Plus, integrated platforms allow for workflows to be managed across one system, removing back office backlogs and data silos that can get in the way of closing deals. Now, an agent can look at leads and use a data-driven approach to determine which are most likely to close, maximizing their potential.

Faster Sales Via Productivity-Boosting Features

When it comes to sales, downtime is not a good thing. After all, being as productive as possible accelerates the process of closing deals.

And yet, a study by Salesforce found only 36% of the average salesperson’s week is spent selling.

As you can see from the chart, the majority of the time gets dedicated to administrative tasks, service tasks, meetings and traveling.

This is not a sustainable formula for the future of insurance agents and brokers (or sales in general).

The best agents and brokers are also the most productive. They keep track of their leads and customers and are quick to spot any potential issues, such as deals that are slowing down. They also know when to suggest action.

No, this isn’t a unique gift; instead, top brokers and agents know how to analyze the data by utilizing the right tools. Here’s where actionable intelligence can help streamline processes and boost productivity, providing sales professionals with the information they need to prioritize the most promising opportunities.

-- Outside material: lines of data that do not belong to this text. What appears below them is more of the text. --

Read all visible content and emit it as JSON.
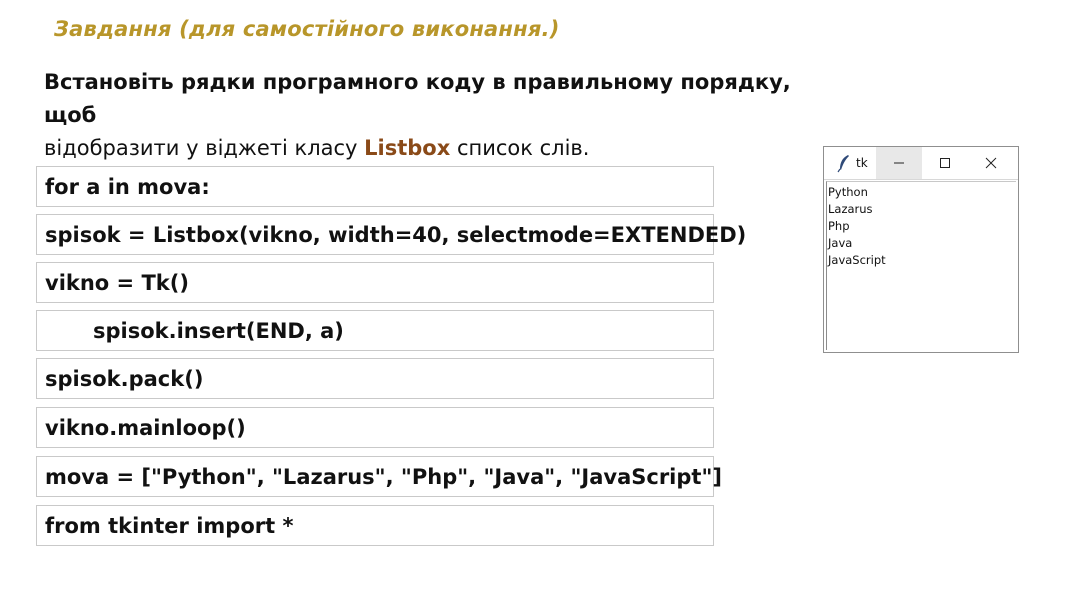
{
  "task_title": "Завдання (для самостійного виконання.)",
  "instruction": {
    "bold_part": "Встановіть рядки програмного коду в правильному порядку, щоб",
    "part2": "відобразити у віджеті класу ",
    "keyword": "Listbox",
    "part3": " список слів."
  },
  "code_lines": [
    {
      "text": "for a in mova:"
    },
    {
      "text": "spisok = Listbox(vikno, width=40, selectmode=EXTENDED)"
    },
    {
      "text": "vikno = Tk()"
    },
    {
      "text": "spisok.insert(END, a)"
    },
    {
      "text": "spisok.pack()"
    },
    {
      "text": "vikno.mainloop()"
    },
    {
      "text": "mova = [\"Python\", \"Lazarus\", \"Php\", \"Java\", \"JavaScript\"]"
    },
    {
      "text": "from tkinter import *"
    }
  ],
  "tk_window": {
    "title": "tk",
    "icons": [
      "feather-icon",
      "minimize-icon",
      "maximize-icon",
      "close-icon"
    ],
    "items": [
      "Python",
      "Lazarus",
      "Php",
      "Java",
      "JavaScript"
    ]
  },
  "colors": {
    "title": "#b8962a",
    "keyword": "#8a4a18"
  }
}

CRMs that utilize actionable intelligence and workflow automation can update and append activity records and call notes, automatically update the sales pipeline and even configure real-time prices and quotes for customers.

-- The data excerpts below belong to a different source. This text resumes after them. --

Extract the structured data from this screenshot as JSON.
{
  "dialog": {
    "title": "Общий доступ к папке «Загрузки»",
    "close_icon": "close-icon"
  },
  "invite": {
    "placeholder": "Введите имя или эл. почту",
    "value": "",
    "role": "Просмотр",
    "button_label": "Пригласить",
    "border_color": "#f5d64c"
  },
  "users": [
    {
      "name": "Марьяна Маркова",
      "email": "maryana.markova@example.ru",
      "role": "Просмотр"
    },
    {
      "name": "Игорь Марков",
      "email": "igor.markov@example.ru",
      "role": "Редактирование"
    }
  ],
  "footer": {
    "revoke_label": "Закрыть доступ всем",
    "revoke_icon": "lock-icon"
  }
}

Timeliness matters. After all, in a survey from Demand Gen, 72% of respondents said the timeliness of a vendor’s response to a quote was very important. When brokers and agents can come back with accurate quotes generated with a few clicks within minutes, it makes a big impression on leads and a huge difference in close rates.

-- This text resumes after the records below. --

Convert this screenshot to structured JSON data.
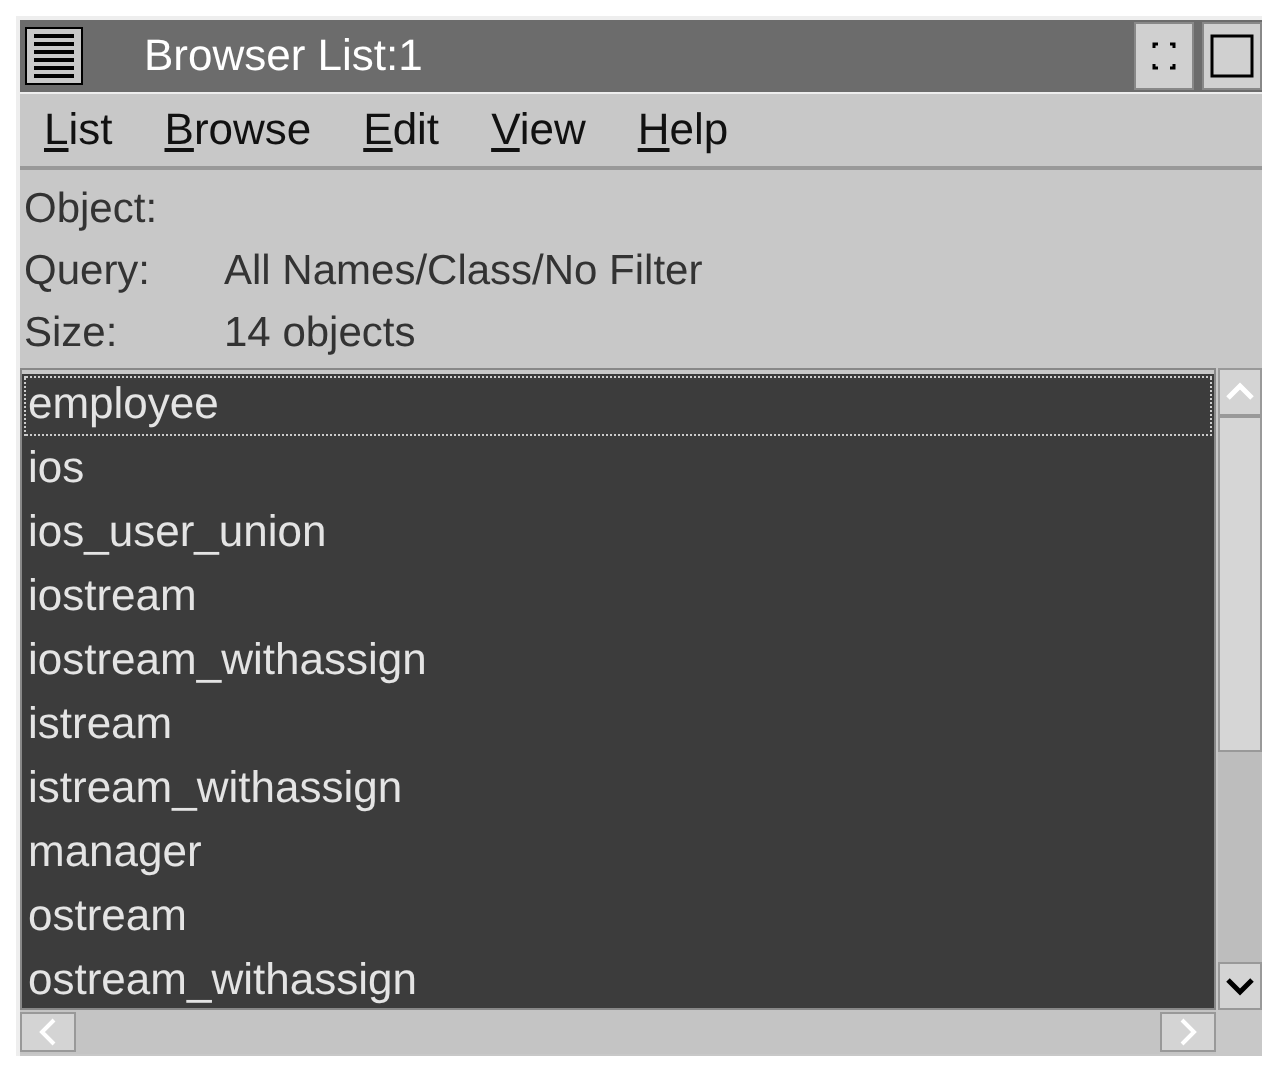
{
  "window": {
    "title": "Browser List:1"
  },
  "menu": [
    {
      "label": "List"
    },
    {
      "label": "Browse"
    },
    {
      "label": "Edit"
    },
    {
      "label": "View"
    },
    {
      "label": "Help"
    }
  ],
  "info": [
    {
      "label": "Object:"
    },
    {
      "label": "Query:",
      "value": "All Names/Class/No Filter"
    },
    {
      "label": "Size:",
      "value": "14 objects"
    }
  ],
  "list": [
    {
      "name": "employee",
      "selected": true,
      "focused": true
    },
    {
      "name": "ios",
      "selected": true,
      "focused": false
    },
    {
      "name": "ios_user_union",
      "selected": true,
      "focused": false
    },
    {
      "name": "iostream",
      "selected": true,
      "focused": false
    },
    {
      "name": "iostream_withassign",
      "selected": true,
      "focused": false
    },
    {
      "name": "istream",
      "selected": true,
      "focused": false
    },
    {
      "name": "istream_withassign",
      "selected": true,
      "focused": false
    },
    {
      "name": "manager",
      "selected": true,
      "focused": false
    },
    {
      "name": "ostream",
      "selected": true,
      "focused": false
    },
    {
      "name": "ostream_withassign",
      "selected": true,
      "focused": false
    }
  ]
}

More Flexible Sales Processes

It’s rare to find two different insurance businesses that sell in the same way. Companies have their own processes, methods and even brand culture that differentiates one from another, especially when it comes to sales.

With that being said, flexibility in the sales process is essential. A management system that is too rigid can hinder the opportunities for some brokers and agents while having zero focus on the workflow and see a dramatic increase in employee turnover. Both need to be avoided at all costs.

Here’s where introducing a new management system that offers data-driven insights can help provide the flexibility needed without the potential for critical data to slip through the cracks. Automated systems pull data from every corner of the platform consistently and in real time, giving brokers and agents access to lead scores, upsell and cross-sell potential, red flag issues and retention rates.

All of this information can be used in many ways.

The data can be used to populate customizable forms and reports, which can provide leads with policy details, for example. Plus, information is accessible by agents and brokers as well as the back office and management, removing bottlenecks in the system and allowing the necessary parties to get involved at a moment’s notice to move a lead through the pipeline or save a sale.

See also: The Most Important (and Overlooked) Tech  

Flexibility also matters when it comes to customer service. Here is where smart CRM systems can make a massive impact. Studies have shown that companies embracing technology such as predictive analytics see much better results on everything from customer lifetime value to average profit margin per customer.

Numbers like these are essential when you consider that customer retention and upselling to existing customers are some of the best ways to increase revenue.

Having flexibility in the sales process, thanks to better systems and data, can not only convert new customers but keep existing customers happy and coming back for more.

The Bottom Line

The future of insurance is here, and it rests with automation, predictive analytics and AI-powered tools.

The sales professionals who are ready to go all in on it are those who are poised to fully take advantage of the potential and benefits not only offered to them but to their customers, as well.